I recently watched the latest Elvis film, titled, um, Elvis, featuring Austin Butler in the lead and Tom Hanks as the villain, Colonel Tom Parker.
While Butler is a terrific Elvis, Hanks pulls off a remarkable transformation from beloved actor to the compellingly grotesque figure of Colonel Parker. “Explore Entertainment” describes Hanks as “trussed up under layers of costuming and make-up, bloated and reptilian, with a strange, slightly Dutch accent, and pulling the strings as the carnival barker-turned-talent manager who made Elvis into a star.”
Elvis got me thinking about crime fiction based on actual historic events.
Most famous, perhaps, is Agatha Christie’s Murder On The Orient Express. Inspired by the 1932 Lindbergh baby’s kidnapping, Christie imagined a long-delayed plot for justice that has become one of her most admired stories – and the perfect set-piece for detective Hercule Poirot.
Dorothy Sayer’s Strong Poison, the whodunit-howdunnit, introduces readers to Harriet Vane who is wrongly accused of poisoning her lover with arsenic. Lord Peter Wimsey ultimately proves Vane innocent and, well, you really must read the book to see what happens. Strong Poison is based on the trial of the only UK solicitor ultimately executed for murder in 1922. When Herbert Rouse Armstrong was arrested on New Year’s Eve, he actually had a packet of arsenic in his pocket – a detail Sayers’ borrows in her novel.

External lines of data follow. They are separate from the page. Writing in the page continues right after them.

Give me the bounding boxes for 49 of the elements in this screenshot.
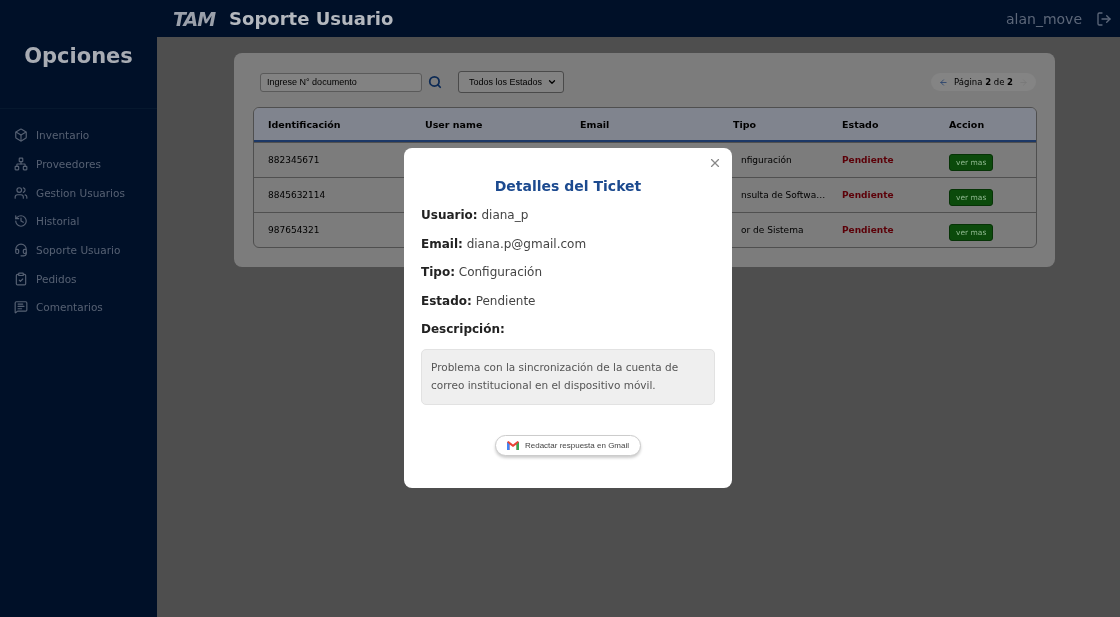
table-cell-text: 987654321: [267, 225, 321, 235]
search-field[interactable]: Ingrese N° documento: [260, 72, 422, 92]
page-title: Soporte Usuario: [229, 8, 395, 29]
history-icon: [14, 214, 28, 229]
headset-icon: [14, 243, 28, 258]
column-header: Tipo: [732, 118, 758, 130]
clipboard-icon: [14, 271, 28, 286]
search-icon[interactable]: [428, 75, 442, 89]
username: alan_move: [1005, 10, 1082, 27]
page-indicator: Página 2 de 2: [954, 77, 1013, 87]
description-label: Descripción:: [421, 322, 506, 336]
modal-title: Detalles del Ticket: [493, 178, 643, 194]
detail-field: Estado: Pendiente: [421, 293, 715, 308]
table-cell-text: 8845632114: [267, 190, 327, 200]
column-header: Estado: [841, 118, 880, 130]
mail-logo-icon: [506, 440, 519, 450]
logo: TAM: [173, 7, 216, 30]
column-header: Accion: [948, 118, 986, 130]
table-cell-text: 882345671: [267, 155, 321, 165]
sidebar-item[interactable]: Inventario: [0, 121, 157, 150]
logout-icon[interactable]: [1096, 10, 1112, 27]
gmail-reply-button[interactable]: Redactar respuesta en Gmail: [494, 434, 642, 456]
table-cell-text: nfiguración: [740, 155, 793, 165]
table-cell-text: or de Sistema: [740, 225, 805, 235]
sidebar-item[interactable]: Soporte Usuario: [0, 235, 157, 265]
sidebar-item[interactable]: Proveedores: [0, 149, 157, 179]
close-icon[interactable]: [708, 156, 722, 170]
cube-icon: [14, 128, 28, 143]
detail-field: Usuario: diana_p: [421, 208, 715, 222]
detail-field: Tipo: Configuración: [421, 265, 715, 279]
message-icon: [14, 300, 28, 315]
sidebar-item[interactable]: Pedidos: [0, 264, 157, 294]
status-text: Pendiente: [841, 225, 895, 235]
table-cell-text: nsulta de Softwa…: [740, 190, 827, 200]
users-icon: [14, 185, 28, 200]
status-text: Pendiente: [841, 190, 895, 200]
chevron-down-icon: [547, 77, 558, 87]
detail-field: Email: diana.p@gmail.com: [421, 236, 715, 251]
status-text: Pendiente: [841, 155, 895, 165]
sidebar-item[interactable]: Historial: [0, 207, 157, 236]
arrow-left-icon[interactable]: [939, 77, 949, 87]
network-icon: [14, 157, 28, 172]
sidebar-item[interactable]: Gestion Usuarios: [0, 178, 157, 208]
description-box: Problema con la sincronización de la cuenta de correo institucional en el dispositivo móvil.: [421, 349, 715, 405]
column-header: Email: [579, 118, 611, 130]
sidebar-item[interactable]: Comentarios: [0, 293, 157, 322]
status-select[interactable]: Todos los Estados: [458, 71, 565, 93]
column-header: Identificación: [267, 118, 342, 130]
column-header: User name: [424, 118, 484, 130]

No literary true crime list would be complete without Truman Capote’s 1966 “nonfiction novel” about the brutal murder of a Kansas family in 1959. In Cold Blood is a page-turner that honors the victims while also displaying empathy for the perpetrators.
My own mysteries are based on actual environmental events and crimes. For example, Secrets Haunt The Lobsters’ Sea is based on the rough-and-tumble domain of the state’s signature fishery in which lobstermen sometimes practice their own rule of law.
I’ll end with Into The Wild, Jon Krakauer’s tale of a young man, the well off Christopher Johnson McCandless, who hitchhiked to Alaska and walked alone into the wilderness. Months late moose hunters found his decomposed body. How McCandless came to die is the remarkable story of Into The Wild. A Hampshire College alum (where I taught for over 20 years), Krakauer was awarded an Academy Award in Literature. Into The Wild became a #1 New York Times bestseller and was translated into more than twenty-five languages. It was also Time’s Book of the Year, and was one of three finalists for the Pulitzer Prize.